En Hollywood hay una ley no escrita que dice que cuando una película triunfa se explota hasta la extenuación. Así, Noche en el museo (2006) supuso un éxito inesperado que provocó la producción de dos secuelas evidentemente inferiores, ya no está el factor sorpresa y las ideas originales brillan por su ausencia. Todo es reiterativo y poco imaginativo.
Queda la labor de los intérpretes, Ben Stiller siempre eficiente, el final de Robin Williams y Mickey Rooney, y cómo no vemos a Dick Van Dyke con 88 años marcándose unos pasos de baile. Se cambian los exteriores, esta vez Londres aunque la película se rodó en Canadá, con algún cameo gracioso como el de Hugh Jackman cantando en el musical Camelot.
Sí la primera película sobresalía por su originalidad e ingenio, la secuela que nos ocupa es fría pero correcta. Al fin y al cabo sus motivaciones son mercantiles.
Las secuelas rara vez aportan algo positivo. El Imperio contraataca, El Padrino II, sí tenían calidad como la famosa La novia de Frankenstein que superó el filme original con creces pero estos son ejemplos puntuales debidos a una serie de circunstancias.
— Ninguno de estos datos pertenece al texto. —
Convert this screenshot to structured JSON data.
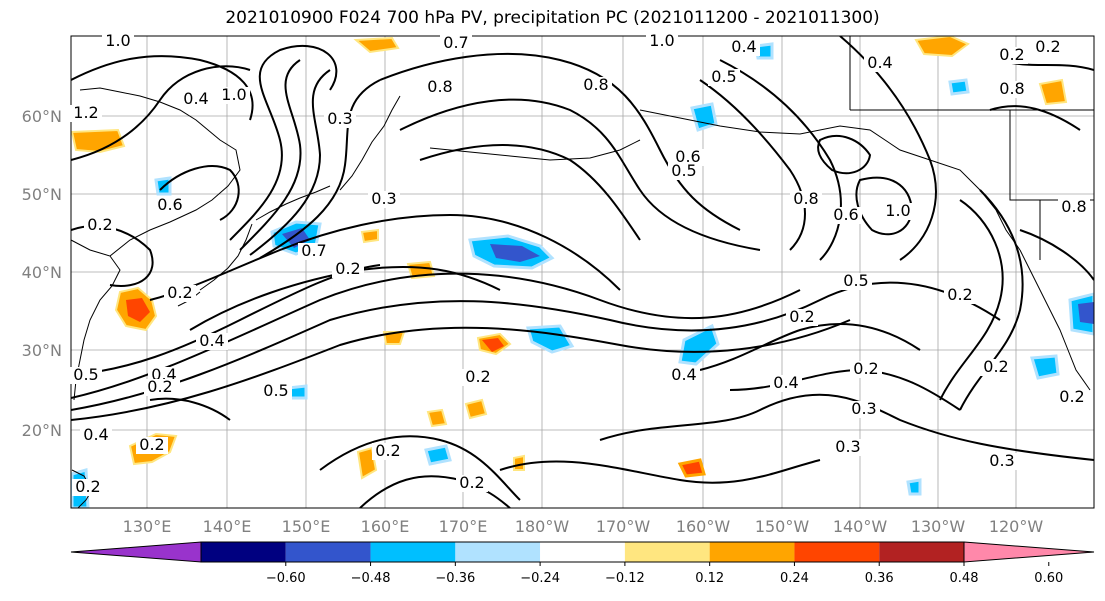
{
  "title": "2021010900 F024 700 hPa PV, precipitation PC (2021011200 - 2021011300)",
  "chart_data": {
    "type": "contour-map",
    "title": "2021010900 F024 700 hPa PV, precipitation PC (2021011200 - 2021011300)",
    "lon_ticks": [
      "130°E",
      "140°E",
      "150°E",
      "160°E",
      "170°E",
      "180°W",
      "170°W",
      "160°W",
      "150°W",
      "140°W",
      "130°W",
      "120°W"
    ],
    "lat_ticks": [
      "60°N",
      "50°N",
      "40°N",
      "30°N",
      "20°N"
    ],
    "grid": true,
    "colorbar": {
      "orientation": "horizontal",
      "extend": "both",
      "tick_labels": [
        "−0.60",
        "−0.48",
        "−0.36",
        "−0.24",
        "−0.12",
        "0.12",
        "0.24",
        "0.36",
        "0.48",
        "0.60"
      ],
      "colors": [
        "#9933cc",
        "#000080",
        "#3355cc",
        "#00bfff",
        "#b0e2ff",
        "#ffffff",
        "#ffe680",
        "#ffa500",
        "#ff4500",
        "#b22222",
        "#ff88aa"
      ]
    },
    "contour_labels": [
      "1.0",
      "0.7",
      "1.0",
      "0.4",
      "0.2",
      "0.2",
      "1.2",
      "0.4",
      "1.0",
      "0.3",
      "0.8",
      "0.8",
      "0.5",
      "0.4",
      "0.6",
      "0.5",
      "0.8",
      "0.6",
      "0.2",
      "0.6",
      "1.0",
      "0.8",
      "0.8",
      "0.7",
      "0.3",
      "0.2",
      "0.2",
      "0.4",
      "0.5",
      "0.5",
      "0.2",
      "0.2",
      "0.4",
      "0.5",
      "0.4",
      "0.2",
      "0.2",
      "0.4",
      "0.3",
      "0.2",
      "0.3",
      "0.2",
      "0.3",
      "0.2",
      "0.2",
      "0.2",
      "0.4",
      "0.2",
      "0.2"
    ]
  }
}
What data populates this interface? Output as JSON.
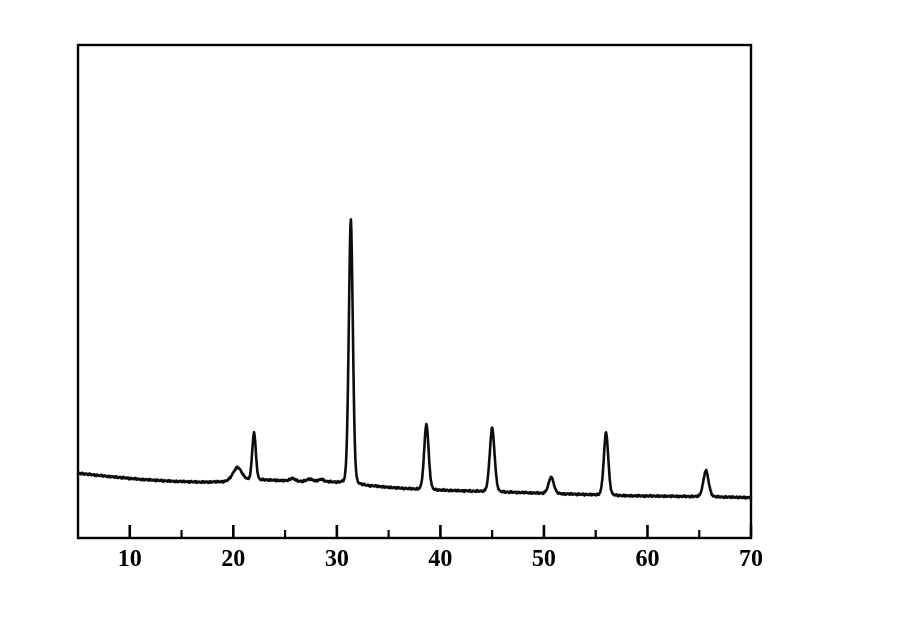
{
  "figure": {
    "background_color": "#ffffff",
    "trace_color": "#0d0d0d",
    "axis_color": "#000000"
  },
  "chart_data": {
    "type": "line",
    "title": "",
    "subtitle": "",
    "xlabel": "",
    "ylabel": "",
    "legend": null,
    "grid": false,
    "series_name": "xrd-intensity-trace",
    "xlim": [
      5,
      70
    ],
    "ylim": [
      0,
      105
    ],
    "x_major_ticks": [
      10,
      20,
      30,
      40,
      50,
      60,
      70
    ],
    "x_minor_ticks": [
      15,
      25,
      35,
      45,
      55,
      65
    ],
    "x_tick_labels": [
      "10",
      "20",
      "30",
      "40",
      "50",
      "60",
      "70"
    ],
    "y_ticks": [],
    "baseline_points": [
      [
        5,
        13.8
      ],
      [
        8,
        13.1
      ],
      [
        11,
        12.5
      ],
      [
        14,
        12.1
      ],
      [
        17,
        11.9
      ],
      [
        19.3,
        12.0
      ],
      [
        21,
        12.2
      ],
      [
        23,
        12.4
      ],
      [
        26,
        12.1
      ],
      [
        29,
        12.0
      ],
      [
        31,
        11.8
      ],
      [
        33,
        11.2
      ],
      [
        35,
        10.8
      ],
      [
        37,
        10.5
      ],
      [
        40,
        10.2
      ],
      [
        43,
        10.0
      ],
      [
        46,
        9.8
      ],
      [
        49,
        9.6
      ],
      [
        52,
        9.4
      ],
      [
        55,
        9.2
      ],
      [
        58,
        9.0
      ],
      [
        62,
        8.9
      ],
      [
        66,
        8.8
      ],
      [
        70,
        8.6
      ]
    ],
    "peaks": [
      {
        "center": 20.4,
        "height": 2.9,
        "sigma": 0.45
      },
      {
        "center": 22.0,
        "height": 10.2,
        "sigma": 0.18
      },
      {
        "center": 25.7,
        "height": 0.6,
        "sigma": 0.25
      },
      {
        "center": 27.4,
        "height": 0.5,
        "sigma": 0.3
      },
      {
        "center": 28.5,
        "height": 0.5,
        "sigma": 0.25
      },
      {
        "center": 31.35,
        "height": 56.5,
        "sigma": 0.2
      },
      {
        "center": 38.65,
        "height": 14.0,
        "sigma": 0.22
      },
      {
        "center": 45.0,
        "height": 13.6,
        "sigma": 0.24
      },
      {
        "center": 50.7,
        "height": 3.5,
        "sigma": 0.26
      },
      {
        "center": 56.0,
        "height": 13.4,
        "sigma": 0.22
      },
      {
        "center": 65.65,
        "height": 5.6,
        "sigma": 0.26
      }
    ]
  }
}
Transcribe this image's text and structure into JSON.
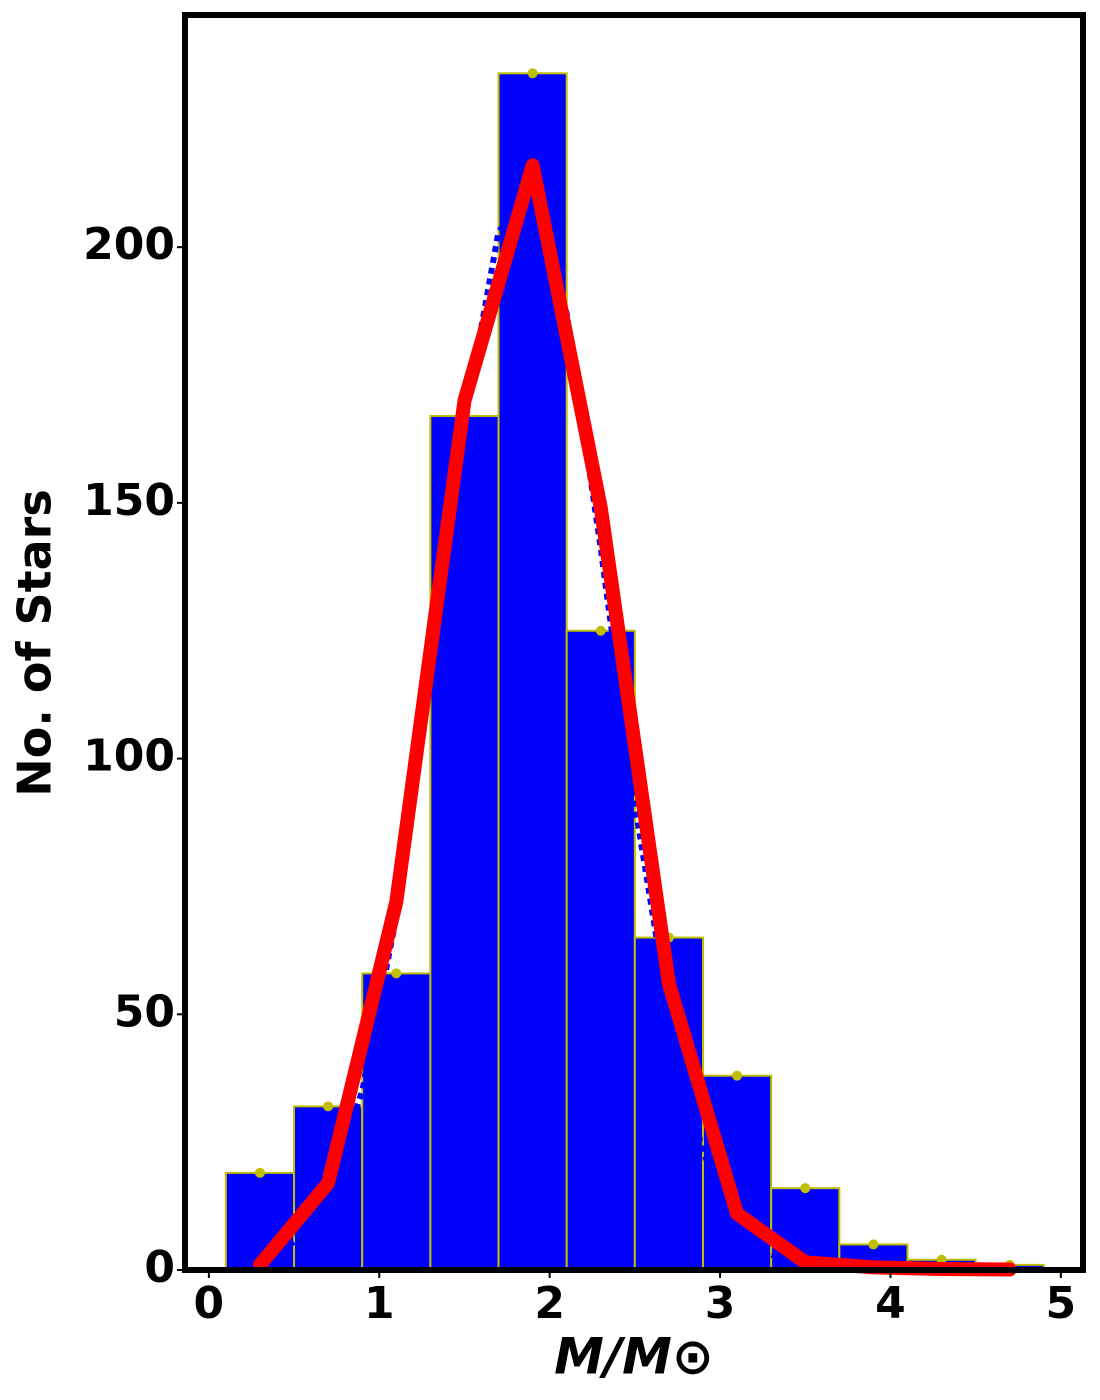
{
  "chart_data": {
    "type": "histogram",
    "xlabel": "M/M⊙",
    "ylabel": "No. of Stars",
    "bins": [
      0.1,
      0.5,
      0.9,
      1.3,
      1.7,
      2.1,
      2.5,
      2.9,
      3.3,
      3.7,
      4.1,
      4.5,
      4.9
    ],
    "counts": [
      19,
      32,
      58,
      167,
      234,
      125,
      65,
      38,
      16,
      5,
      2,
      1
    ],
    "color": "#0000ff",
    "edgecolor": "#bfbf00",
    "marker_color": "#bfbf00",
    "lines": [
      {
        "x": [
          0.3,
          0.5,
          0.7,
          0.9,
          1.1,
          1.3,
          1.5,
          1.7,
          1.9,
          2.1,
          2.3,
          2.5,
          2.7,
          2.9,
          3.1,
          3.3,
          3.5
        ],
        "values": [
          1.7,
          5.5,
          15,
          35,
          69,
          116,
          166,
          203,
          211,
          187,
          141,
          91,
          50,
          23,
          9,
          3,
          1
        ],
        "color": "#0000ff",
        "style": "dotted"
      },
      {
        "x": [
          0.3,
          0.7,
          1.1,
          1.5,
          1.9,
          2.3,
          2.7,
          3.1,
          3.5,
          3.9,
          4.3,
          4.7
        ],
        "values": [
          1,
          17,
          72,
          170,
          216,
          149,
          56,
          11,
          1.5,
          0.5,
          0.2,
          0.1
        ],
        "color": "#ff0000",
        "style": "solid"
      }
    ],
    "xlim": [
      -0.14,
      5.13
    ],
    "ylim": [
      0,
      245.4
    ],
    "xticks": [
      0,
      1,
      2,
      3,
      4,
      5
    ],
    "yticks": [
      0,
      50,
      100,
      150,
      200
    ]
  }
}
A veces las secuelas están rodadas con mejor presupuesto y condiciones más holgadas, permiten mostrar aspectos que se omitieron por falta de medios y son tírulos más ricos pero no es este el caso. Aquí se trata de sacar más dividendos aprovechándose de un éxito ya consolidado.
El resultado no es nulo, queda el buen gusto y la profesionalidad. Es la oportunidad de volver a ver a viejos amigos que han calado en el espectador aunque sea por última vez ya que dos intérpretes, como he apuntado antes, fallecieron al terminar el rodaje y está claro que ya no los veremos más. El guión tiene poca fuerza, todo se ve sin esfuerzo pero con discreción. Un filme simpático sin más.